Researchers in the UK have developed a transformer-based model for quickly predicting the physical properties of molecular crystals. Called Molecular Crystal Representation from Transformers, or MCRT for short, the team behind the model liken it to ChatGPT. Andy Cooper, from the University of Liverpool, who was part of the team, says their ‘“Crystal GPT” [was] trained on the largest available database of organic crystals,’ and ‘has learned the most distinctive patterns within these crystals, using multiple representations such as symmetry and crystal density, and how these patterns relate to practical properties’.

Understanding and predicting crystals’ properties is a key element of materials design, but doing so through traditional computational methods is often resource-intensive. Machine learning has emerged as a promising alternative, offering faster and more cost-effective predictions of structure–property relationships. Techniques such as Smooth overlap of atomic positions (SOAP) and atom-centred symmetry functions (ACSFs) can effectively predict properties such as lattice energy, while geometric descriptors – including accessible surface area and pore diameter – are useful for capturing global material characteristics.
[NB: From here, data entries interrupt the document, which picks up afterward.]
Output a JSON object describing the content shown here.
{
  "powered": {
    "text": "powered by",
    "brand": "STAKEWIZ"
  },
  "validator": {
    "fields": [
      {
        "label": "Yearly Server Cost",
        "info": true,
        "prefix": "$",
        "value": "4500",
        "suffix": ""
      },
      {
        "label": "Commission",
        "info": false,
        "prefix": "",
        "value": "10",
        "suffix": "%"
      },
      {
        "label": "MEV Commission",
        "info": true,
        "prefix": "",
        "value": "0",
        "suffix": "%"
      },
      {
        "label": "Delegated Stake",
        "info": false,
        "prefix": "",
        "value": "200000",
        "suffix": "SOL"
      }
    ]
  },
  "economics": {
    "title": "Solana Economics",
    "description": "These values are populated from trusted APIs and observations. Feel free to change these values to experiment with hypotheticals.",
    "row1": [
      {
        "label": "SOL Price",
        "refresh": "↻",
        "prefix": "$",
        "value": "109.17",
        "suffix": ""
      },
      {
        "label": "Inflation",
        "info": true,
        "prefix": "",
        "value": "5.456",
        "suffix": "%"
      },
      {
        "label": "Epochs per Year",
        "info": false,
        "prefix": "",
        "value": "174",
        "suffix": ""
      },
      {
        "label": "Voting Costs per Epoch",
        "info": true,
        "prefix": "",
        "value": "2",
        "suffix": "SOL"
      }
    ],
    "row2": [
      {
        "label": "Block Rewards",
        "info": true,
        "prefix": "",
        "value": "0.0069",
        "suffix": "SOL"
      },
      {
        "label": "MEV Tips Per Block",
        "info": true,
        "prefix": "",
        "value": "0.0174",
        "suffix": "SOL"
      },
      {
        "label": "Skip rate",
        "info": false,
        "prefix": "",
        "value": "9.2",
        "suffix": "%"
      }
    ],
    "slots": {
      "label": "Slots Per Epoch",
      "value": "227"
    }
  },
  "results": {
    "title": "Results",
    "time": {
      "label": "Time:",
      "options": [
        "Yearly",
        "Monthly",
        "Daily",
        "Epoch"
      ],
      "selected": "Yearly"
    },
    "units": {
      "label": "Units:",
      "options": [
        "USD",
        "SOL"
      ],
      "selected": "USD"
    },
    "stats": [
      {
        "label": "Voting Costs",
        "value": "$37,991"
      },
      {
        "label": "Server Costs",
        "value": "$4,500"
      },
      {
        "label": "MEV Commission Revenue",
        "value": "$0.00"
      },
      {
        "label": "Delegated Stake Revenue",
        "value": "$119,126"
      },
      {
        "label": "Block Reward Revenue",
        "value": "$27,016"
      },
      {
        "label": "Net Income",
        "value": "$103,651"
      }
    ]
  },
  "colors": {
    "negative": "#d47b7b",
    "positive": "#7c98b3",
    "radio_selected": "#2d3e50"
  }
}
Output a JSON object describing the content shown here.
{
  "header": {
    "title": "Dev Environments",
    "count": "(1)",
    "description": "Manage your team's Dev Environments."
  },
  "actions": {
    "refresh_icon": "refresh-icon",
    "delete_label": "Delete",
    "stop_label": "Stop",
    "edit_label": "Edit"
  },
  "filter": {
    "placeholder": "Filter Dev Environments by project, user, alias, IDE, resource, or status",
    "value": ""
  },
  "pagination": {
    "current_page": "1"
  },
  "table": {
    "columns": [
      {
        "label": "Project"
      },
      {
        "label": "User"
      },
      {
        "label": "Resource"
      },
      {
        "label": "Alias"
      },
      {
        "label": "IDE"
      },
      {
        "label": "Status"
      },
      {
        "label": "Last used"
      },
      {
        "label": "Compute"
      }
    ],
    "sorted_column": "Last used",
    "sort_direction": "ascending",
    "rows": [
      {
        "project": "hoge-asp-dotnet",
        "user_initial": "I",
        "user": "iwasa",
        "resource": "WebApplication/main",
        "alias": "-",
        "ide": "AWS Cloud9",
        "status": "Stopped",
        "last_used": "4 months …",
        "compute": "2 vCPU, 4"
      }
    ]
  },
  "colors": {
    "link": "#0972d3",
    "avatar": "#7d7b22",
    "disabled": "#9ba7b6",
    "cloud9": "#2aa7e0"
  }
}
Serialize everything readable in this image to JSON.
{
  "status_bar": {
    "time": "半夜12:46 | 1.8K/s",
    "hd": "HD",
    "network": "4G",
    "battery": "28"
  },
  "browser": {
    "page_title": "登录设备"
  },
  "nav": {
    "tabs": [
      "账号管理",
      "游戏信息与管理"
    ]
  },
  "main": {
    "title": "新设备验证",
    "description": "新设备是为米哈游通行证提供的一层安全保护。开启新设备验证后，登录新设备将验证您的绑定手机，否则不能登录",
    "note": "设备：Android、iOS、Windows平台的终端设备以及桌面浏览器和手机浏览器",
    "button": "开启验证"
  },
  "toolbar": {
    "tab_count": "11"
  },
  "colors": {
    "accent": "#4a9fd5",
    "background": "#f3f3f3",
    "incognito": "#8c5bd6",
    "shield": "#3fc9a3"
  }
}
However, these methods come with limitations. SOAP calculations are memory-intensive, and geometric descriptors tend to compress structural information, potentially overlooking subtle but important details. Moreover, ‘state-of-the-art deep learning approaches are typically problem specific and cumbersome to re-train for new tasks or data,’ explains team member Xenophon Evangelopoulos, also at the University of Liverpool.

Evangelopoulos says ‘MCRT was intended to be a foundation model that can be easily fine-tuned to the problem at hand, even with small amounts of available data.’ While Graeme Day from the University of Southampton, who was also part of the MCRT team, says their model won’t necessarily replace other methods of crystal structure prediction, ‘however, it might play a role in improving or speeding up the stability ranking of existing methods’.

Minggao Feng, another team member at the University of Liverpool, explains that they pre-trained MCRT on 706,126 experimental crystal structures extracted from the Cambridge Structural Database (CSD) ‘using tasks designed to enable the model to learn important patterns about both the crystal’s local atomic environments, and its overall global geometry’. Feng says the model architecture uses a multi-modal blend of features, comprising graph-based atomic representations and topological “images” that help build a rich universal understanding of the crystalline nature of the material. ‘This produced a foundational model that we can then fine-tune – that is, re-train – to any specific family of crystals and any desired functionality. The model’s attention-based architecture also offers some explainability features that can be used to “reverse-engineer” predictions and highlight which structural features contributed most to the prediction, making these predictions less “black box” in nature.’

Day says ‘MCRT’s major benefit arises in low data availability cases where it can demonstrate impressive performance even in very-few-shot learning scenarios.’ ‘Chemistry laboratory experiments, and some calculations, are expensive. There is huge power in being able to extrapolate reliably from a small number of observations, and transformer models are one way to do this,’ adds Cooper.

Keith Butler, who leads the materials design and informatics group at University College London in the UK, explains that predicting properties from small datasets is difficult because machine learning models typically require large amounts of training data, which are often unavailable in this field. ‘It’s cheap to get labels of pictures of cats or dogs or street scenes, but getting labels of how methane diffuses in a material is very different, you can’t just use a captcha to scrape that kind of high-value data! So what is great is that by training their models on similar tasks, where they do have lots of data, they can then fine tune them for these tasks where there is not lots of data and the model works really well despite the limited training set. This opens up lots of new possibilities for computational design of new functional organic crystals.’

‘This work marks a transformative step toward AI-driven materials chemistry,’ comments Michael Ruggiero from the University of Rochester in the US, whose research on atomic motion in the condensed phase saw him included in Forbes’ 30 under 30 list in 2019. ‘By combining rigorous physics-based insights with a universal, transferable architecture, the MCRT model opens the door to faster, more cost-effective prediction of molecular crystal properties – redefining how we approach materials design in silico and accelerating the pace of materials discovery. This work will revolutionise the way in which modern chemistry research is performed, and will ultimately enable the ability to experimentally realise new materials for advanced applications.’

MCRT was pre-trained on four tasks:

  1. Masked atom prediction. This gives the model a deeper understanding of the local chemical environment.
  2. Atom pair classification. This identifies whether a pair of atoms are from the same molecule, which is designed to help the model distinguish the different molecules within a crystal cell, and to improve understanding of the crystal structure.
  3. Crystal density prediction. This gives important global information about the crystal, particularly for predicting properties which rely on crystal voids and porosity.
  4. Symmetry element prediction. This gives information about the crystal space group, based on the crystal symmetry elements present.